Sketches of Sibiu

Sibiu presents itself under a beautiful clear blue sky today, a change from yesterday’s rainy weather. The striking feature of this city was until recently the presence of a considerable Saxon German minority that settled in Transylvania as early as the 11th century and left a strong legacy that became intermingled with other Romanian cultural components. In the 19th century, though, the population that had lived here since the Middle Ages was confronted by the hardships of war, deportation and the dire straits of the communist regime, and when finally in the 1990’s the iron curtain was dismantled, the Saxons were the first to flee the country to join their ethnic fellow countrymen in Germany and Luxemburg.

A figure that illustrates the phenomenon is Lutheran church membership in Sibiu that plummeted from 14,000 in 1989 to 1,400 one year later, eloquent enough to appreciate the magnitude of the change.

If the Saxons have moved away, what remains now is at least a peculiar architecture in a city shaped until very recently by this cultural richness, which is unfortunately doomed to disappear in the short term with the last old settlers who chose to stay becoming extinct. Sibiu and the surrounding countryside are dotted with Lutheran churches, after the Saxons joined the Reformation movement like the northern Germans. The roofs are very steep and they have funny eye-shaped windows that open in their large pitches.

I cross the central square and take one of the side streets to reach the hostel. In 2007 Sibiu was appointed the European capital of culture and the city underwent considerable renovation, the square was repaved, the buildings manicured, some of the roofs fitted with new tiles. They still look too new in comparison with the age of the buildings that would call for surfaces stained by lichens, moulds and humidity.
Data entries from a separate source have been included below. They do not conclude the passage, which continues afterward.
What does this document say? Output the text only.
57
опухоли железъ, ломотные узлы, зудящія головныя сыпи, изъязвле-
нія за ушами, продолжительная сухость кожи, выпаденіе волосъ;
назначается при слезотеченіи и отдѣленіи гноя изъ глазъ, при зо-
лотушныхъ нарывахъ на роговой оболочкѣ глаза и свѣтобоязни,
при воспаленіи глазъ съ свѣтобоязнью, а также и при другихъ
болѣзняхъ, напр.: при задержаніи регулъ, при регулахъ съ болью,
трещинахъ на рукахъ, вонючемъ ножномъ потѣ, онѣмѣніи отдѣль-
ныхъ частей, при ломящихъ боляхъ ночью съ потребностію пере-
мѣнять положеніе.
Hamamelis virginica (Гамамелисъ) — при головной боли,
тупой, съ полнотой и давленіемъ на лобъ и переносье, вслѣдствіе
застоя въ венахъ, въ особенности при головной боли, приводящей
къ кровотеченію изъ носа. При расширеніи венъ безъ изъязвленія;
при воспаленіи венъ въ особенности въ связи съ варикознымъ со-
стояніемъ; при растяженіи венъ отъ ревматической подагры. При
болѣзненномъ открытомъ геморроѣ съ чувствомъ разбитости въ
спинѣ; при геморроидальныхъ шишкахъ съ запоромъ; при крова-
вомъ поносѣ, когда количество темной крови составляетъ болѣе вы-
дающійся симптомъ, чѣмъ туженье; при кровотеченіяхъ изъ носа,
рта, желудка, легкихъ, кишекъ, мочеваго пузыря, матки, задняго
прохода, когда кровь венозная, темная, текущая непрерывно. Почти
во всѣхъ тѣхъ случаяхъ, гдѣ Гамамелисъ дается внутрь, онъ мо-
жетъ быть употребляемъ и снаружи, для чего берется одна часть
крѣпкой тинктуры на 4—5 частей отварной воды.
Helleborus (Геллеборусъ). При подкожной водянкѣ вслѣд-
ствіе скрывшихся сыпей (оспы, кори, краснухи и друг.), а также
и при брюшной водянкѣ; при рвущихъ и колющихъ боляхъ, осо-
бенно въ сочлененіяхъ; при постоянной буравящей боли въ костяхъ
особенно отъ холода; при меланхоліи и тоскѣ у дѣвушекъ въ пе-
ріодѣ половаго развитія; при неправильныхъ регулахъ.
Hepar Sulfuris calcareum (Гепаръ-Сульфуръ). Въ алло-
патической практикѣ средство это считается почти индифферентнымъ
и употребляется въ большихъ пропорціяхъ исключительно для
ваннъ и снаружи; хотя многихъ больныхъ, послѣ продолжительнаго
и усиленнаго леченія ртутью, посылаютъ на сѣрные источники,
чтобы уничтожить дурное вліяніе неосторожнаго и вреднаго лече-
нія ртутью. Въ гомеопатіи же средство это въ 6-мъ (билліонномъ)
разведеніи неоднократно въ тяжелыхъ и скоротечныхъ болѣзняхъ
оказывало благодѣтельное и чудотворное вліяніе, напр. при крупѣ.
I catch sight of a pavement out of repair in a back street and think that must have been the general aspect of the place before the turning point, even more during the long decades when Romania slipped off limits for visiting crowds. In a way, the fascination of those times is lost along with the old tiles of the roofs.

In the tower a war photographer’s exhibition displays old black-and-white shots of WW2 and other significant events in the cold war years. What strikes me is the amount of national character expressed by the portrayed people: that was a time when Italians were Italians, the Spanish the Spanish and so on, long before being blurred into a indistinct mash of global fashion. Now the desire to be alike drives us more than a desire for authenticity.

Visiting the Orthodox cathedral after the Lutheran church is like changing planet. While the first had scanty and sober decoration (apart from an outstanding fresco in the apse) and pointed arches, here it’s round arches and a profusion of wall paintings, icons, gold decorations and colours everywhere. The very style of worshipping parallels this sharp turn to the East in the atmosphere: people prostrate in front of the iconostasis and light candles to the icons in a very oriental way of praying. In a few hundred meters two souls of this city have their landmarks to signify that western and eastern Christianity meet here in Romania.

Peter was smoking a cigarette sitting on the edge of a skip, not being very productive. He saw me take a snap and when I passed abreast of him he asked me if I was from Germany. I said no, but we continued speaking in German, which he’d picked up from 1990 to 1994 when he was working there. “Just think”, he says, “now I make 10 euros a day, but there it was 10 euro an hour. My contract expired so I had to come back, but I’d like to return in the summer, now that Romania is in the EU.”

Living conditions are not very easy here, and dreams of working abroad haunt many people’s minds. The bus stations advertise incredibly long trips by coach to as far as Madrid and a host of other provincial towns in Spain, Italy, etc. where Romanian communities have settled. The huge gap in salaries and in the cost of living with other EU countries is here to see. I shake hands with Peter taking leave. Maybe he didn’t expect me to do so because he was doing a rough job and had dusty hands, but after he’s given me his point of view I feel we have become friends.

Students are the true protagonists of their graduation day. The girls are wearing high heels, short skirts, colourful fashion clothes; next to them sometimes grandparents are here to take part in the ceremony wearing dark clothes over their plump bodies fed by decades of sour cream, very unlike the still slim figure of their grandchildren. A pair of dark trousers for a grandmother may be the most daring transgression coming from a generation still faithful to its old ways, originating from who knows where in the countryside or the outskirts of the town. I wonder what they make it of the university experience and the changes they witness from the past, when life would flow along different lines altogether.